Hi, the show() method prints only the top 20 rows by default: DataFrame.show(n: int = 20, truncate: Union[bool, int] = True, vertical: bool = False) (cf https://spark.apache.org/docs/latest/api/python/reference/pyspark.sql/api/pyspark.sql.DataFrame.show...)

You can either use show() with a bigger n parameter, or use the Databricks display() command to print the dataframe in a tabular format:

df = spark.read.format("CSV").option("inferSchema", "true").option("header", "true").option("delimiter", ",").load(file_location)

display(df)

https://www.databricks.com/spark/getting-started-with-apache-spark/dataframes#view-the-dataframe

Yyyyy · ‎07-24-2024

hi, pls look help me

spark.conf.set(

"REDACTED",

"REDACTED"

)

# File location

file_location = "REDACTED"

# Read in the data to dataframe df

df = spark.read.format("CSV").option("inferSchema", "true").option("header", "true").option("delimiter", ",").load(file_location)

# Display the dataframe

display(df)

error - Failed to upload command result to DBFS. Error message: Status code: 301 Moved Permanently, Error message: <?xml version="1.0" encoding="UTF-8"?> <Error><Code>PermanentRedirect</Code><Message>The bucket you are attempting to access must be addressed using the specified endpoint.
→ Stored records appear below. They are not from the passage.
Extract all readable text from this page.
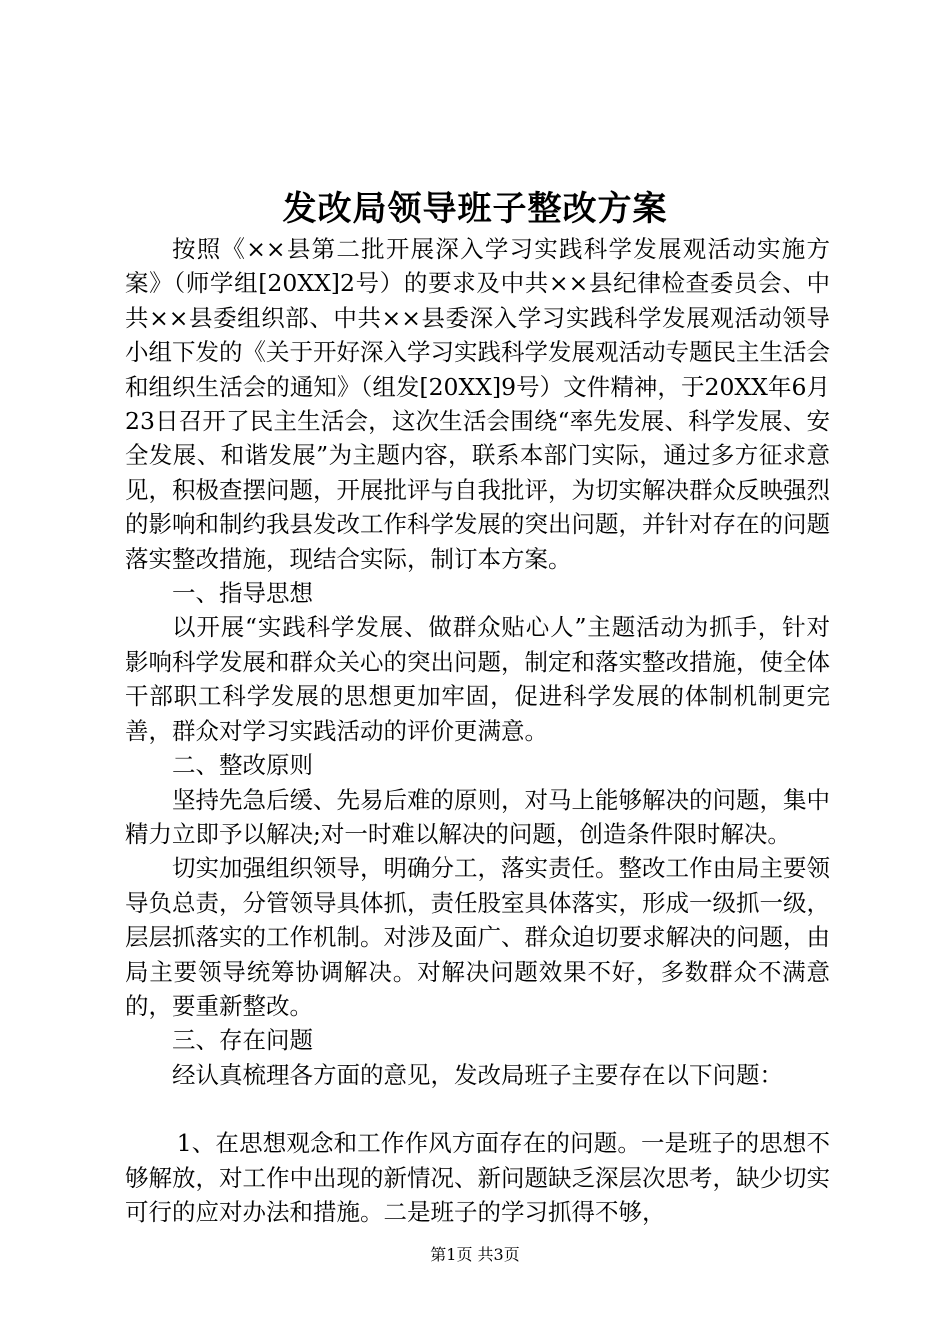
发改局领导班子整改方案

按照《××县第二批开展深入学习实践科学发展观活动实施方案》（师学组[20XX]2号）的要求及中共××县纪律检查委员会、中共××县委组织部、中共××县委深入学习实践科学发展观活动领导小组下发的《关于开好深入学习实践科学发展观活动专题民主生活会和组织生活会的通知》（组发[20XX]9号）文件精神，于20XX年6月23日召开了民主生活会，这次生活会围绕“率先发展、科学发展、安全发展、和谐发展”为主题内容，联系本部门实际，通过多方征求意见，积极查摆问题，开展批评与自我批评，为切实解决群众反映强烈的影响和制约我县发改工作科学发展的突出问题，并针对存在的问题落实整改措施，现结合实际，制订本方案。

一、指导思想

以开展“实践科学发展、做群众贴心人”主题活动为抓手，针对影响科学发展和群众关心的突出问题，制定和落实整改措施，使全体干部职工科学发展的思想更加牢固，促进科学发展的体制机制更完善，群众对学习实践活动的评价更满意。

二、整改原则

坚持先急后缓、先易后难的原则，对马上能够解决的问题，集中精力立即予以解决;对一时难以解决的问题，创造条件限时解决。

切实加强组织领导，明确分工，落实责任。整改工作由局主要领导负总责，分管领导具体抓，责任股室具体落实，形成一级抓一级，层层抓落实的工作机制。对涉及面广、群众迫切要求解决的问题，由局主要领导统筹协调解决。对解决问题效果不好，多数群众不满意的，要重新整改。

三、存在问题

经认真梳理各方面的意见，发改局班子主要存在以下问题：

1、在思想观念和工作作风方面存在的问题。一是班子的思想不够解放，对工作中出现的新情况、新问题缺乏深层次思考，缺少切实可行的应对办法和措施。二是班子的学习抓得不够，

第1页 共3页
Please send all future requests to this endpoint.</Message><Endpoint>command-results.s3.amazonaws.com</Endpoint><Bucket>command-results</Bucket><RequestId>AMNJ84M2CZ0G4MFK</RequestId><HostId>rXnbI5MLQZdZmhOfF/SbvNDErLlAqj92hFAxcTi4cwGqo2Qe2E1VIDkMoyAOUpIkBLePYy4+up4=</HostId></Error>

once, i am tring to use display() i am getting above error